Robert Fried Biography

Robert Fried




Robert "Bob" Samuel Fried was born April 7th, 1937 in Flatbush, Brooklyn, NY. Fried's father, Henry, was a clock maker and a horologist with an interest in ancient timepieces, and he began training Fried in drawing diagrams of clock and gyroscope construction when Fried was a child. Fried's interest and talent in highly detailed mechanical art gained him entry into weekend arts courses at the Pratt Institute while he was in high school.
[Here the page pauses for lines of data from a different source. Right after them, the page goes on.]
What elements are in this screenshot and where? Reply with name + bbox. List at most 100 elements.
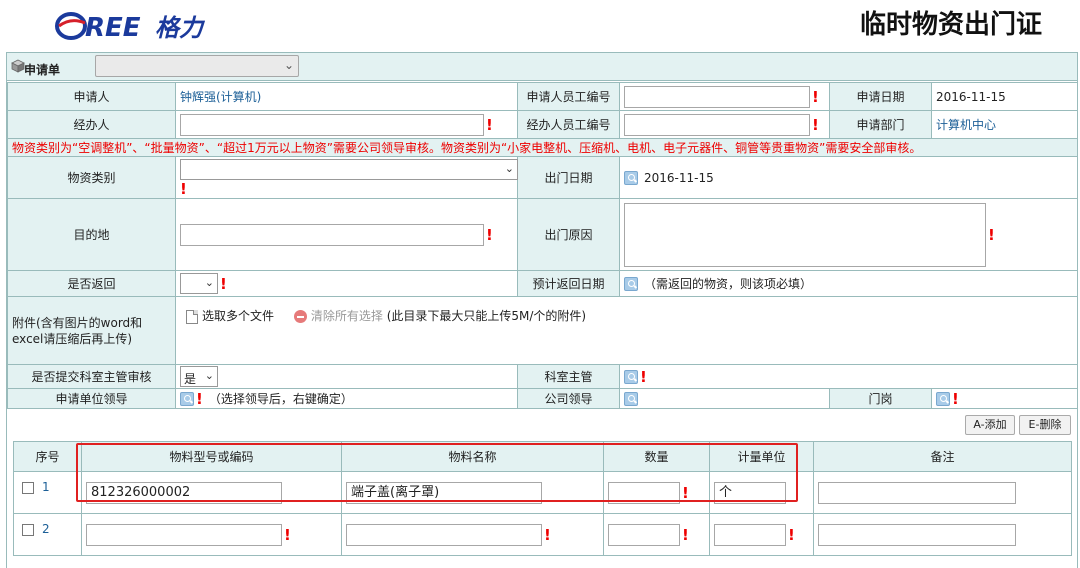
items-toolbar: A-添加 E-删除	[7, 411, 1077, 441]
chevron-down-icon: ⌄	[283, 58, 294, 72]
required-mark: !	[640, 367, 647, 386]
out-reason-textarea[interactable]	[624, 202, 986, 267]
col-header: 备注	[813, 441, 1072, 472]
page-title: 临时物资出门证	[859, 10, 1042, 40]
items-table: 序号 物料型号或编码 物料名称 数量 计量单位 备注 1 81232600000…	[13, 441, 1072, 556]
unit-leader-note: （选择领导后，右键确定）	[208, 392, 353, 406]
applicant-label: 申请人	[7, 82, 176, 111]
select-files-button[interactable]: 选取多个文件	[186, 309, 275, 324]
code-input[interactable]: 812326000002	[86, 481, 282, 504]
handler-id-label: 经办人员工编号	[517, 110, 620, 139]
clear-icon	[293, 310, 307, 323]
submit-review-value: 是	[184, 372, 197, 386]
out-date-label: 出门日期	[517, 156, 620, 199]
name-input[interactable]	[346, 523, 542, 546]
destination-label: 目的地	[7, 198, 176, 271]
return-select[interactable]: ⌄	[180, 273, 218, 294]
qty-input[interactable]	[608, 523, 680, 546]
name-input[interactable]: 端子盖(离子罩)	[346, 481, 542, 504]
chevron-down-icon: ⌄	[204, 369, 214, 382]
dept-value: 计算机中心	[931, 110, 1078, 139]
chevron-down-icon: ⌄	[504, 162, 514, 175]
remark-input[interactable]	[818, 481, 1016, 504]
clear-selection-button[interactable]: 清除所有选择	[293, 309, 383, 323]
required-mark: !	[284, 525, 291, 544]
gree-logo-mark: REE 格力	[55, 12, 206, 43]
form-type-select[interactable]: ⌄	[95, 55, 299, 77]
remark-input[interactable]	[818, 523, 1016, 546]
row-checkbox[interactable]	[22, 481, 34, 494]
svg-text:格力: 格力	[155, 14, 206, 42]
required-mark: !	[952, 389, 959, 408]
required-mark: !	[988, 225, 995, 244]
attach-note: (此目录下最大只能上传5M/个的附件)	[386, 309, 587, 323]
category-warning: 物资类别为“空调整机”、“批量物资”、“超过1万元以上物资”需要公司领导审核。物…	[7, 138, 1078, 157]
dept-label: 申请部门	[829, 110, 932, 139]
required-mark: !	[812, 115, 819, 134]
return-date-note: （需返回的物资，则该项必填）	[644, 277, 813, 291]
file-icon	[186, 309, 198, 324]
svg-text:REE: REE	[85, 13, 141, 43]
handler-id-input[interactable]	[624, 113, 810, 136]
search-icon[interactable]	[624, 391, 638, 406]
table-row: 1 812326000002 端子盖(离子罩) ! 个	[13, 471, 1072, 514]
search-icon[interactable]	[624, 170, 638, 185]
form-grid: 申请人 钟辉强(计算机) 申请人员工编号 ! 申请日期 2016-11-15 经…	[7, 82, 1078, 409]
cube-icon	[11, 59, 25, 73]
submit-review-select[interactable]: 是 ⌄	[180, 366, 218, 387]
col-header: 计量单位	[709, 441, 814, 472]
destination-input[interactable]	[180, 223, 484, 246]
handler-input[interactable]	[180, 113, 484, 136]
application-form: 申请单 ⌄ 申请人 钟辉强(计算机) 申请人员工编号 ! 申请日期 2016-1…	[6, 52, 1078, 568]
search-icon[interactable]	[624, 369, 638, 384]
code-input[interactable]	[86, 523, 282, 546]
section-head-label: 科室主管	[517, 364, 620, 389]
return-date-label: 预计返回日期	[517, 270, 620, 297]
apply-date-label: 申请日期	[829, 82, 932, 111]
col-header: 序号	[13, 441, 82, 472]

A diligent student, Friend was soon sent to New York City College to pursue commercial art and graphics. Fried received his Associate of Arts degree there in the late 1950s. He worked for some time with local agencies and was eventually awarded a scholarship to Cooper Union, where he studied under painter Nicholas Carone. He soon began to delve into large-scale Abstract oil painting, a departure from the minute mechanical art in which he was trained. During his time at Cooper Union he was granted another scholarship to the Pratt Institute, this time to pursue lithography. He studied at both institutions simultaneously and graduated from Cooper Union in ‘62.

Fried received a Fulbright scholarship to study in Spain that same year; however, he did not leave the states right away. He taught at the Provincetown Workshop with Victor Candell, and worked as an assistant to artist Robert Motherwell.

In 1963 Fried married Penelope, a British painter from Southampton, England, who he'd met at an exhibition in Brooklyn two years earlier. In March of that year they traveled to Spain, Fried using his Fulbright to study the artist Francisco de Zurbaran. They lived and studied in Madrid from 1963 to ‘65. It was while in Spain that Fried was introduced to Timothy Leary, a leader of the psychedelic drug movement. At the time, Sandos pharmacy LSD, manufactured in Switzerland, was a legal, over-the-counter headache relief medication in Spain and much of Europe. The drug would eventually become an influence on Fried's most well-recognized work, psychedelic-effect rock poster art.

The Fried’s returned to New York in 1965 and Fried began applying to West Coast graduate programs. In 1966 he was accepted to the San Francisco Art Institute. They arrived in San Francisco later that year and in 1968 he earned his M.F.A. While earning his degree he worked as a freelance graphic artist and poster designer, becoming involved with the Bay Area's now-famous rock poster art scene. When the rock scene began to slow down, Fried turned his attention once more to fine art with a focus on lithography and other forms of printmaking. Among his works were the delicately designed and executed stamp sheets, which he printed and perforated by hand, and is rumored to have used as stamps to send postcards through the U.S. mail.

He exhibited on occasion in both solo and group shows throughout the U.S., and a faculty show at the San Francisco Art Institute where he was then teaching. Fried was preparing for a solo show at the San Francisco Museum of Modern Art on January 9, 1975; he died of a stroke on opening day.